Most of this research is from small scale, controlled experiments that study the dissemination of a very specific set of facts/knowledge in a short-time period. It does not say much at all about the long-term outcomes of students who are taught entirely via distance ed. versus those taught in a traditional manner. That research has yet to be done.

My claim is not based on faith but on a small sample. My personal experience with distance ed. is that it is a poor substitute for in class learning for the majority of the students to whom that material does not come naturally. It gets a lot better when there is an opportunity for continuous feedback, but then you are getting close to simply replicating the traditional classroom anyway.

Dann Cutter said...

There has been needed change in the pedagogical methods for as long as I can remember. Power point or not, the damage is in the act of 'lecturing' itself. Countless studies have shown the significantly increased success of engaging students in an interactive learning environment, requiring not just repetition but on hand application and manipulation of ideas during class instruction. I would encourage everyone to look at the work by OSU's Corinne Manogue in the physics department dealing with exactly this type of enhanced interaction - used in the second year physics coursework here.
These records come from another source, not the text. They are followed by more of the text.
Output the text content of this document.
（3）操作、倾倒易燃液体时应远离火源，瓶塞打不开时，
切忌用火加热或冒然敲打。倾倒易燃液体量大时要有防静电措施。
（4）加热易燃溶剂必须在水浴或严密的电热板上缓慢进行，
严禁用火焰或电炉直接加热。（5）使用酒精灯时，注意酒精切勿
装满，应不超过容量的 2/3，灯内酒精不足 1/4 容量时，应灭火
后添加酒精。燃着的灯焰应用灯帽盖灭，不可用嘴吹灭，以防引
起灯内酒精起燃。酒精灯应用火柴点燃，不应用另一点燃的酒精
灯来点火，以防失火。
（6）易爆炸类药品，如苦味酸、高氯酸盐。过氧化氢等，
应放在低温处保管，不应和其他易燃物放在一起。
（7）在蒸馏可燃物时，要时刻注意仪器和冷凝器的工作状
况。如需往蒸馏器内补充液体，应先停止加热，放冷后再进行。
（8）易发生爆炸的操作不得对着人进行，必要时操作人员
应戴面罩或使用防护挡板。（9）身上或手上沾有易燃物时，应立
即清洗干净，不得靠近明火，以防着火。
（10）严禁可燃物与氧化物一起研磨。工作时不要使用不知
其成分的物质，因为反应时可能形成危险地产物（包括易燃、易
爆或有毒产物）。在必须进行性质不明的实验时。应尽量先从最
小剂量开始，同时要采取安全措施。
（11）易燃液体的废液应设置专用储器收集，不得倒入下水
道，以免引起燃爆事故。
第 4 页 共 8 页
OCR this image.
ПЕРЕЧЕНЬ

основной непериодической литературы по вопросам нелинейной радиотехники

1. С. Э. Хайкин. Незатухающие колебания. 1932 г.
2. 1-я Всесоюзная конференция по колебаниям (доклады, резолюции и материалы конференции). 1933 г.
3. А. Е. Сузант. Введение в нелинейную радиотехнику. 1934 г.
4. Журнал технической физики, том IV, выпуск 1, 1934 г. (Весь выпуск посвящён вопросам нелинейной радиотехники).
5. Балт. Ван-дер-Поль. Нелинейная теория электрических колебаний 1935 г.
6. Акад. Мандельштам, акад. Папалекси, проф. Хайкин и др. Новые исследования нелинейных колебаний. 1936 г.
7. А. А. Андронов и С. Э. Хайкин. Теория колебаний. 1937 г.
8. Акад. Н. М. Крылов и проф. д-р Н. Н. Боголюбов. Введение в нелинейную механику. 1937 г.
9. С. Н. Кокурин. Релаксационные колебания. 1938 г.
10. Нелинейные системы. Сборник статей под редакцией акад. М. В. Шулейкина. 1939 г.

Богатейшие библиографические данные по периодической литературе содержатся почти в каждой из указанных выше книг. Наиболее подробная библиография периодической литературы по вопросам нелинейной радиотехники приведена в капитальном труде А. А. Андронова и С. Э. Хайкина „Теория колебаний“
I took Econ 201 online, and absolutely loved the class - mainly because, while the instructor (a utterly incomprehensible non-native english speaker who clearly had bribed someone to take the TOEFL for him) was horrid, the material was on an interactive quiz based website, which allowed countless hours of 'playing' scenarios on interactive graphs - by the end I was well familiar with the concept sin a way that copying down the graph and listening to an explanation never would have.

Yet, within six lectures of Econ 311, lecture based by an instructor who I think had never used a computer in his life, I found that the material I enjoyed so much could be delivered in such a way as to make it dry and lifeless.

Powerpoint is but a tool of a further failure in the pedagogical system. While it is hard to do with 200 what is easy with 20, until instructors embrace newer teaching methods, they will have to accept that students will choose the methods which they have adapted to best learning from the misery to which they are sometimes inflicted (and for those who don't know what I mean, a standing room only Econ course in a 1940s era classroom using slides provided by the text company while the instructor essentially 'reads' the screen).

For those of you who are the future of the Econ department at OSU, the University changes like molasses, but it CAN change - if those who desire stay long enough.